I came home from lunch with a friend, Justin was at the computer store lending his expertise (he likes to work there on Saturdays sometimes), I opened Facebook, and there was the message.  It was describing a situation that I can't share here on this public blog, but suffice to say that I found out we are known to a birth mom, she is interested in speaking with us, and away we go...  I called Justin and told him what I knew and don't think I even called my mom right away.  It just gets too hard when we are finding out details in small doses and can't stop to explain it over and over again.  We also know from each experience, that it does no good to get any hopes up.  But as my pastor said to Justin not long ago, "you don't want to count your chickens before they hatch, but it's nice to have an egg to ponder at."  So, we ended Saturday, after several more e-mails with my acquaintance, with what we called cautious optimism.  There are so many questions with pursuing an out-of-state adoption on our own: money questions, birth plan, how long would we have to stay in the other state, do we need to communicate through her social worker, or do we choose to call the birth mom now and make contact, effectively breaking any semblence of privacy for both of us...?  If we were working here through Bethany and a birth mom had chosen us, our social worker would be filling us in on all of the answers to these questions and more, but we have to do a lot of the leg work ourselves in order to pursue this possibility.  

But the bottom line for us remains:  We will not say no to going through a door toward adoption, as long as the door stays open.  So the waiting continues.  Tonight, we made the decision, after talking to social workers in both states, to call this birth mom.  We prayed beforehand and left a voicemail on her cell phone.  

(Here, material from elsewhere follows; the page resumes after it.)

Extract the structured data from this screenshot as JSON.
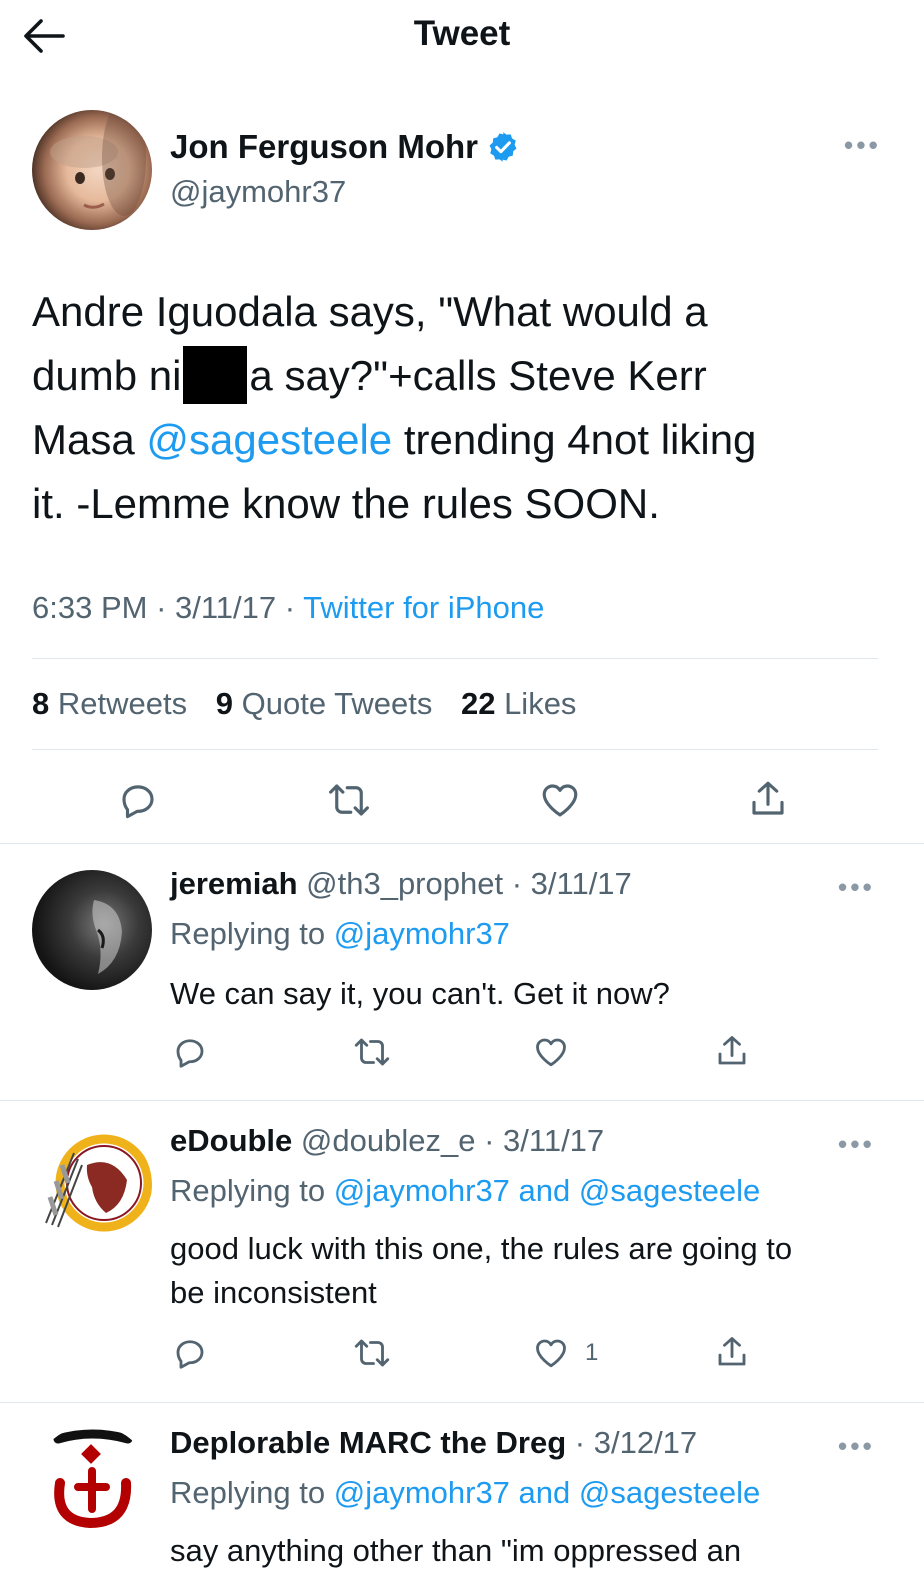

Some of the thoughts (random and selfish) that have passed through our conversations over the past few days: we are not sure how comfortable we are with open adoption and who defines open adoption anyway?  We are having trouble with the idea of Justin, me, and the birth parent(s) deciding what the visitation/picture/update schedule will be before the baby is even born, not giving him or her a choice as to how involved they want their biological family to be in their life.  It's kind of like our baptism United Methodists, we believe in infant baptism, but my personal Christianity tells me that my child should not have baptism performed on him/her when they will not even remember it.  It's a symbolic ritual that basically is for the fulfillment of the parent's and congregation's desires for the child.  But what about their desires?  I hope that my child chooses to follow Christ and will one day do so in Christian baptism, but I think it will mean so much more to me and to Justin on the day our child comes to us and says "I want to be baptized."  We can experience the joy of that moment as a family, knowing that it was an intentional decision by our child for something that they want.  It may be different after we meet a birth mom.  I realize that.  But today, this blog is an outlet for me to post my thoughts and emotions, even if they are subject to change.  I want this child to have a say in his/her future relationship with the woman who gives them life.  I don't want to make the whole plan from the beginning if that relationship may not be the best thing for him/her.  Adoption isn't co-parenting, it isn't joint custody, it's completely different from any other parental relationship.  There are pros and cons to an open adoption and tonight, we are praying for clarity as we walk through the door.